Hierarchical Rough-to-Fine Model for Infant Age Prediction Based on Cortical Features

Hierarchical Rough-to-Fine Model for Infant Age Prediction Based on Cortical Features

Dan Hu et al. IEEE J Biomed Health Inform. 2020 Jan.

Abstract

Prediction of the chronological age based on neuroimaging data is important for brain development analysis and brain disease diagnosis. Although many researches have been conducted for age prediction of older children and adults, little work has been dedicated to infants. To this end, this paper focuses on predicting infant age from birth to 2-year old using brain MR images, as well as identifying some related biomarkers. However, brain development during infancy is too rapid and heterogeneous to be accurately modeled by the conventional regression models. To address this issue, a two-stage prediction method is proposed. Specifically, our method first roughly predicts the age range of an infant and then finely predicts the accurate chronological age based on a learned, age-group-specific regression model.
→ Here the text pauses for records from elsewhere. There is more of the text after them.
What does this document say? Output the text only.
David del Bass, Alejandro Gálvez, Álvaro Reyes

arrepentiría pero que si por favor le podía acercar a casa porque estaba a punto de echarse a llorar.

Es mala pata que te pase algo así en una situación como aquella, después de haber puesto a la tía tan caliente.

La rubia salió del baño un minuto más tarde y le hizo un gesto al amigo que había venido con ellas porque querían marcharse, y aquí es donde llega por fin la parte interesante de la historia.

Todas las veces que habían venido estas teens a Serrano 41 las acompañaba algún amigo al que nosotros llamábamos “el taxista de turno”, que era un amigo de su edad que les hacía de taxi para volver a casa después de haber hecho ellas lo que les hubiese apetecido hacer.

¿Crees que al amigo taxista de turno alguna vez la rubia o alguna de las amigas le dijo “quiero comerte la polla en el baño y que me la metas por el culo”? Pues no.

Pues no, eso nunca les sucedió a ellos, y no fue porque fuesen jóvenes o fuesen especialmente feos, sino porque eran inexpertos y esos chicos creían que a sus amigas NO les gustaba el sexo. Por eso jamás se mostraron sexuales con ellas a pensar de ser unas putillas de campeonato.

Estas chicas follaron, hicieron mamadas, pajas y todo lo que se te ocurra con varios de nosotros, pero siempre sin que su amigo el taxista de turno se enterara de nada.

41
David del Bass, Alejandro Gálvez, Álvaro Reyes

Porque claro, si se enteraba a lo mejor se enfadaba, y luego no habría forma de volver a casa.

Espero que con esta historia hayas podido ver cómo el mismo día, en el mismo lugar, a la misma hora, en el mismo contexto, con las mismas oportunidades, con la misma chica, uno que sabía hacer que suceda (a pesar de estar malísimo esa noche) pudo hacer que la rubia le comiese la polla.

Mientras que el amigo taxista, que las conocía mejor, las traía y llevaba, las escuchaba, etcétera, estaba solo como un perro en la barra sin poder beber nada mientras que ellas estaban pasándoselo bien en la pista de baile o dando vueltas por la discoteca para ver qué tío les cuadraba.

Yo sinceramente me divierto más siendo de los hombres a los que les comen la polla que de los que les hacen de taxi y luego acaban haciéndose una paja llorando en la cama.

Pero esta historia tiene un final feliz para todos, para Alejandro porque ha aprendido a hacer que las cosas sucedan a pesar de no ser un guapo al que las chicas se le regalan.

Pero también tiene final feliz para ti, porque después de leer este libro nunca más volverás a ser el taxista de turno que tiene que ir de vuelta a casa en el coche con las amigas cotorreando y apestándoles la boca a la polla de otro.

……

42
Combining this two-stage prediction method with another complementary one-stage prediction method, a hierarchical rough-to-fine (HRtoF) model is built. HRtoF effectively splits the rapid and heterogeneous changes during a long time period into several short time ranges and further mines the discrimination capability of cortical features, thus reaching high accuracy in infant age prediction. Taking 8 types of cortical morphometric features from structural MRI as predictors, the effectiveness of our proposed HRtoF model is validated using an infant dataset including 50 healthy subjects with 251 longitudinal MRI scans from 14 to 797 days. Comparing with five state-of-the-art regression methods, HRtoF model reduces the mean absolute error of the prediction from >48 days to 32.1 days. The correlation coefficient of the predicted age and the chronological age reaches 0.963. Moreover, based on HRtoF, the relative contributions of the eight types of cortical features for age prediction are also studied.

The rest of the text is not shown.